Challis v Bradpiece [2024] EWHC 1124 (SCCO)

In this article, Henry King considers the decision in Challis v Bradpiece [2024] EWHC 1124 (SCCO)

Facts

The fact pattern is routine. 

The Claimant brought a personal injury claim against the Defendant which successfully settled by way of a Tomlin order which provided for the Claimant’s costs to be assessed if not agreed. The costs were not agreed. 

Following a detailed assessment, the Defendant bettered a Part 36 offer made in respect of costs. Accordingly, it was entitled to its costs of the detailed assessment process. 

However, this was a QOCS case. 

Arguments

Very briefly, the Claimant argued that those costs could not be enforced against him (pursuant to the authorities of Cartwright and Ho). 

The Defendant argued that QOCS did not apply to detailed assessments (pursuant to its distinct jurisdictional basis, a strict and grammatical reading of the civil procedure rules, and indeed Parsa v Smith). This latter argument is one which the present author has deployed in argument previously but the point had never been resolved. 

Judgment 

In a careful judgment in which he acknowledged that he had “wavered several times”, the judge sided with the Claimant’s interpretation i.e., the Defendant was barred from enforcing its costs. 

But, understanding the fact that it very much is an either way decision, he also gave the Defendant permission to appeal. 

Comment 

The outcome of this matter is largely if not wholly in line with the trend developing in QOCS cases pre-April 2023 (Cartwright, Ho, Chappell, Harrison, PME) which is, in essence, QOCS prevents any enforcement absent a judgment. 

The judgment is accordingly not entirely surprising and is a feature that has been reversed by the civil procedure rules committee in respect of cases that are issued post April 2023. 

Whilst one can have a measure of sympathy for the successful Defendant here not being able to offset any of its costs of defending the detailed assessment, it is to be remembered that:

      1.    Defendant insurers argued very much in favour of QOCS during the time of the Jackson Report.  

      2.    The Defendant did not pay the Claimant’s costs of the assessment process and they clearly made a considerable saving as against the Bill. 

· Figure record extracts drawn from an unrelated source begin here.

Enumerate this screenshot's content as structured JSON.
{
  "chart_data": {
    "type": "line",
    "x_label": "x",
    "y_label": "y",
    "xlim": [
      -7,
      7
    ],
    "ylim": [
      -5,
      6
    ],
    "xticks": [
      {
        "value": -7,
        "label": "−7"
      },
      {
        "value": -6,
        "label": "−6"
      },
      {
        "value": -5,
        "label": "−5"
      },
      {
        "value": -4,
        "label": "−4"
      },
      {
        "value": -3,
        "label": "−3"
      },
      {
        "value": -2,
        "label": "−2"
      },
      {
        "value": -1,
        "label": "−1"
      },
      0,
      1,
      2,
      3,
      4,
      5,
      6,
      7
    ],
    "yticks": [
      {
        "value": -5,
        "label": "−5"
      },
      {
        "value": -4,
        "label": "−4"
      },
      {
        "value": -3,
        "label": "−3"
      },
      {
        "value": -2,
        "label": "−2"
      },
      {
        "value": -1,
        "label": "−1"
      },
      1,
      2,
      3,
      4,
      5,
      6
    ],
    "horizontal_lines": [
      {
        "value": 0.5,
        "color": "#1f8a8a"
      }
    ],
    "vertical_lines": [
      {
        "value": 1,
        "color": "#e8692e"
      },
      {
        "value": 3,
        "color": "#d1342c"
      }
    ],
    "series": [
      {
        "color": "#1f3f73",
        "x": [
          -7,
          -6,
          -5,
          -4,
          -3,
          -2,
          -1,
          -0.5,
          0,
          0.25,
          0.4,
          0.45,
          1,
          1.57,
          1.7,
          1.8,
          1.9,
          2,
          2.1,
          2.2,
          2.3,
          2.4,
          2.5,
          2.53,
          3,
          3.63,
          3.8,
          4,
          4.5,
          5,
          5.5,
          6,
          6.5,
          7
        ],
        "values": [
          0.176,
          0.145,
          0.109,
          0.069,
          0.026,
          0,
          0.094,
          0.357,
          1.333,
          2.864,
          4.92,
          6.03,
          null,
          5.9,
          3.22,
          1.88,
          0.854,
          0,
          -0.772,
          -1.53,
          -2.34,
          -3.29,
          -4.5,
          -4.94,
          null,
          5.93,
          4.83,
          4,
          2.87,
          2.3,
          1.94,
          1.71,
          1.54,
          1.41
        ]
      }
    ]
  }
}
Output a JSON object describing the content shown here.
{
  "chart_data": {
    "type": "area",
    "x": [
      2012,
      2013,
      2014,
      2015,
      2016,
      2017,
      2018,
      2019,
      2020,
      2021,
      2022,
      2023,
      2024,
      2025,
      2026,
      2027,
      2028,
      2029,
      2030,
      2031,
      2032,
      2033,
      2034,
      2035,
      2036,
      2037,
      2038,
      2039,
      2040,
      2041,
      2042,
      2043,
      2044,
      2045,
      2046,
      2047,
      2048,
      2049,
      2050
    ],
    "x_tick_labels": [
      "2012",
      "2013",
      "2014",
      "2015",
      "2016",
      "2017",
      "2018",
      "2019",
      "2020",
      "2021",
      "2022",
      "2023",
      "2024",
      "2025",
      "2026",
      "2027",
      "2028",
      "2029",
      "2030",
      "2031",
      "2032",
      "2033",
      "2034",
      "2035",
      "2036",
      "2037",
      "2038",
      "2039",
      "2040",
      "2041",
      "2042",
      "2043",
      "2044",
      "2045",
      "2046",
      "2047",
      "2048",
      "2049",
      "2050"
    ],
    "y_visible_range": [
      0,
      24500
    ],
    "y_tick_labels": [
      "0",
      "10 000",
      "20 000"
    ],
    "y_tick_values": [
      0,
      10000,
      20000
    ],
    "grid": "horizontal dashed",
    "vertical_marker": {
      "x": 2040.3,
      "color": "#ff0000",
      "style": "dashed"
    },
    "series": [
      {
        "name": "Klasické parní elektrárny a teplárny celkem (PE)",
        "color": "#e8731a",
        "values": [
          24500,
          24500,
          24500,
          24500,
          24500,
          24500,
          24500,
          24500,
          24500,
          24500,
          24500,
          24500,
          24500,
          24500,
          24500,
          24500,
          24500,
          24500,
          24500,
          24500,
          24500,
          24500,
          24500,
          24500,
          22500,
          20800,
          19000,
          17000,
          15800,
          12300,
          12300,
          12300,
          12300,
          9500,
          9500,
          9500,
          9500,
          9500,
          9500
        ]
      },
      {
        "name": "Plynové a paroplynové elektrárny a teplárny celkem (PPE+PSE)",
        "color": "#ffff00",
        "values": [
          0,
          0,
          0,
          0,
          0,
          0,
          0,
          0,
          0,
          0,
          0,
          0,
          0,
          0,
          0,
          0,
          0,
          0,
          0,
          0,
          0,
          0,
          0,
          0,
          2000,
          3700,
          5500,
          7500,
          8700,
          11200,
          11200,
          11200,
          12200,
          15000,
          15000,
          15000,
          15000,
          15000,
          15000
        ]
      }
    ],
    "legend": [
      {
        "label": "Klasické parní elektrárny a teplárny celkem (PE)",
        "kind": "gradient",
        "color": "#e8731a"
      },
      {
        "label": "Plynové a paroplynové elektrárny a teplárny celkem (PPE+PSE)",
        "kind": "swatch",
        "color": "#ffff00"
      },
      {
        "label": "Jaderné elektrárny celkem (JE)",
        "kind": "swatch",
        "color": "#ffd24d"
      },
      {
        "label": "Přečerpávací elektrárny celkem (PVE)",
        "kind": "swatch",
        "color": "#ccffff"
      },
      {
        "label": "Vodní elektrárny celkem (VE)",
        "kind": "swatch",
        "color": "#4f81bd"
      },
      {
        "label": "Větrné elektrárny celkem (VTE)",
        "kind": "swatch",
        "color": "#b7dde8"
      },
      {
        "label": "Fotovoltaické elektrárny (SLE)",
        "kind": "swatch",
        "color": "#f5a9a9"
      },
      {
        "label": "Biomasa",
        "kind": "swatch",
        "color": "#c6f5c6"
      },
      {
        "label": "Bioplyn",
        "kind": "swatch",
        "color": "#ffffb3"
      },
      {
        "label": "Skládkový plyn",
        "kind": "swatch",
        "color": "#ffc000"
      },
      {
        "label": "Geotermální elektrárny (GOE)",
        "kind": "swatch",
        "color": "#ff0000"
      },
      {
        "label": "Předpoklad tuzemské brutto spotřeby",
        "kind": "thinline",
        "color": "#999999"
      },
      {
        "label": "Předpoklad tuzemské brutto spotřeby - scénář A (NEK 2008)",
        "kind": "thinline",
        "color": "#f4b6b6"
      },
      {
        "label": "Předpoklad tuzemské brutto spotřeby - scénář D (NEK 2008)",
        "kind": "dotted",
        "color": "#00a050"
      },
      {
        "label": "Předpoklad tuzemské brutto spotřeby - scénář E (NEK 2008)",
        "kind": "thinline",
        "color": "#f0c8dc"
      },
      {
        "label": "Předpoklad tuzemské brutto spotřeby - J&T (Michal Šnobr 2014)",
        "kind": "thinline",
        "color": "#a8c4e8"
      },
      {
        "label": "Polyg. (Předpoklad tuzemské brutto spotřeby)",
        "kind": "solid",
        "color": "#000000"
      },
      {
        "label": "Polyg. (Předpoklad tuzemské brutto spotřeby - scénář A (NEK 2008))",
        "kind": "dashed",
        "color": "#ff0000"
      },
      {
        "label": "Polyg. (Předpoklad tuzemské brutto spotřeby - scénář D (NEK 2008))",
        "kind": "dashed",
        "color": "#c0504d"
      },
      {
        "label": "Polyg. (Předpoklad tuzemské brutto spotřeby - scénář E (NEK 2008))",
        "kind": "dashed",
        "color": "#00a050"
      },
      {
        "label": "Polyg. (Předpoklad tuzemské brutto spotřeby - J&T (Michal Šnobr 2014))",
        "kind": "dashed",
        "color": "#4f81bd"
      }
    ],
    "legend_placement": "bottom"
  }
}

That being said, there are powerful reasons as to why the Defendant’s interpretation is to be preferred which are very fairly set out in the judgment. 

One reservation I have is that it encourages both parties to litigate rather than settle given that:

      1.    Claimants have little if any penalty for running 50/50 points; and

      2.    Defendants can only enforce their costs orders against a judgment meaning they must fight a trial to do so. 

This is directly contrary to the very purpose of the Civil Procedure Rules per the Court of Appeal in Diriye v Bojaj at paragraph 61 “the aim of much civil litigation is to bring about a cost effective settlement.”

Whilst it was hoped that the MPS would carry forward this appeal, despite the author’s reservations above, as it will provide much needed binding authority on the same (SCCO decisions not being binding, only persuasive), it has subsequently been confirmed that the appeal has been withdrawn. This is unlikely to be the last word on the matter.